At 2-3, the Aggies haven’t fared much better in their Mountain West matchups. Utah State knows a thing or two about frustrating losses to conference foes Wyoming and CSU, and last weekend’s home loss to Boise State only added pressure to this Saturday’s showdown. With a win, USU keeps bowl hopes alive with a game at home against Hawaii and a road tilt at Air Force still to play.
Utah State’s major focus will be stopping the Lobos’ option-heavy ground game. For all of New Mexico’s glaring flaws, the team still sports the No. 4 rushing offense in the Mountain West, averaging 234 yards per game. Lobo running back duo Tyrone Owens and Richard McQuarley typically split carries, with Owens acting as the shifty speed back and 220-lb McQuarely owning his role as the team’s best battering ram, tallying six touchdowns this year. Both ball-carriers average 5.5 yards per carry.
Though the Aggies limited Boise State to 163 yards on the ground last week, USU head coach Matt Wells expects better from a defense that failed to contain Boise QB Brett Rypien.
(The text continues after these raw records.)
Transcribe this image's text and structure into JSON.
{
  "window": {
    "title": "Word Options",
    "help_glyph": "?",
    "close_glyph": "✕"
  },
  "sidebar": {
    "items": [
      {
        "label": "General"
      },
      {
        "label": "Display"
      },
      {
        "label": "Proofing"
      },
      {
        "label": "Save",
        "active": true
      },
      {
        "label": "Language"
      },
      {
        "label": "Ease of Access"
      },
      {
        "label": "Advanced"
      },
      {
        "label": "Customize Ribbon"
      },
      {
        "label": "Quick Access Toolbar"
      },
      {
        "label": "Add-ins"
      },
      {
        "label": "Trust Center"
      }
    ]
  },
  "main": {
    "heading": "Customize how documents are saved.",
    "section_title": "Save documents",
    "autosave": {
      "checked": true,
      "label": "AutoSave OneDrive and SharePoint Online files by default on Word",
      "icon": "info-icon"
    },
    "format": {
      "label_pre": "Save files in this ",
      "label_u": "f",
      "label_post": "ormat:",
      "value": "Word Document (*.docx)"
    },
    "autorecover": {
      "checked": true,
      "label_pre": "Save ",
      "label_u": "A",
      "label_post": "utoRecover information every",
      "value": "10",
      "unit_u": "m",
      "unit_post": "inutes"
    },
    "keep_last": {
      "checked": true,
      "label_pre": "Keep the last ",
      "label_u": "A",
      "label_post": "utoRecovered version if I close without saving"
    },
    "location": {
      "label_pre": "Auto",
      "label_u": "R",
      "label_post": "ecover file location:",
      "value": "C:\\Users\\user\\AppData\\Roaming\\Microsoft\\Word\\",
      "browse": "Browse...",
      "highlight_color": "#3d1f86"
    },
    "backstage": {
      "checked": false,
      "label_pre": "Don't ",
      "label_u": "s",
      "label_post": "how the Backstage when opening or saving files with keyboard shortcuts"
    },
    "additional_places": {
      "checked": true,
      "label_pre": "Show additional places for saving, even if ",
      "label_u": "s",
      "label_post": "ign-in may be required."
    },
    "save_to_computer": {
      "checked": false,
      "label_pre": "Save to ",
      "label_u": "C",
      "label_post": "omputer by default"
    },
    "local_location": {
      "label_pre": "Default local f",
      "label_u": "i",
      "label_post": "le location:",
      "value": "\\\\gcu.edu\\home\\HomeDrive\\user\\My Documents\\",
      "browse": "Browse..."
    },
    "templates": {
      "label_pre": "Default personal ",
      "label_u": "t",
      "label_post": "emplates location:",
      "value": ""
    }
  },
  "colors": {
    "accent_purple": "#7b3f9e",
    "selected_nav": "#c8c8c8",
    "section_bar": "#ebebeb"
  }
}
“Just because you played well against the run doesn’t mean you played well as a defense,” Wells said. “Certainly, we played better against the run, but that’s half the defense. It’s not the whole defense. We gave up way too many explosives, we didn’t take one ball away and we played poor red zone defense. Does the run defense overshadow that? Not in my mind.”
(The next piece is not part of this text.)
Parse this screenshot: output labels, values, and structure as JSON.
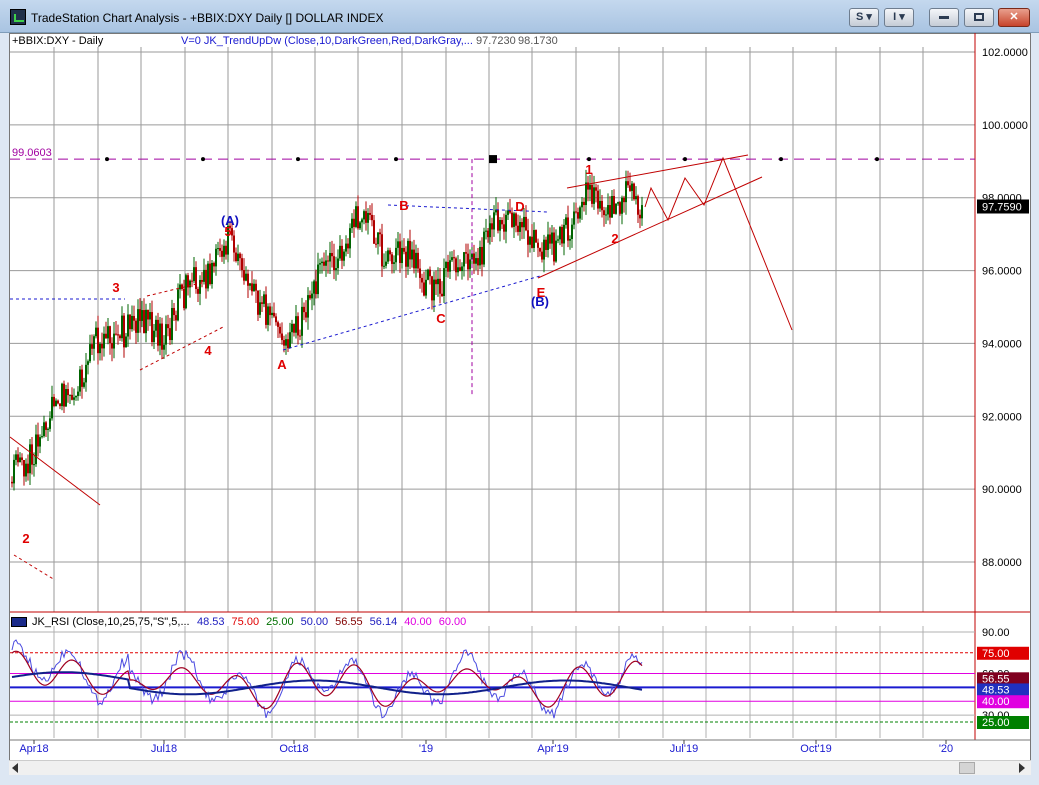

Takeaways have proved something of a specialty for the Aggies this season, as their 20 forced turnovers are currently ranked No. 4 in the nation. Through eight games, New Mexico has turned the ball over 21 times — including five interceptions thrown against Wyoming just last week. Averaging 2.64 turnovers per game makes UNM’s defense difficult to gauge, as the Lobos boast a sneakily good rush defense.
New Mexico runs the option almost exclusively, but rank next-to-last in the conference in team scoring, notching just over 22 points per game. Tomorrow’s clash features a pair squads with well-established weaknesses coming off of painful losses, but undeniable talent on both sides of the ball. While much of this game’s outcome rides on the continued emergence of freshman QB Jordan Love and the defense’s ability to force turnovers against a turnover-prone Lobo squad, the game’s major key belongs to Utah State’s front seven playing disciplined defense.
“This is a unique week in terms of scheming and playing, when you play the option and you play a defense that pressures as much as they do,” Wells said. “We have to find a way to win this and get us back to even, three wins in the league and another step closer to bowl eligibility. It’s a brand new day and a brand new week.”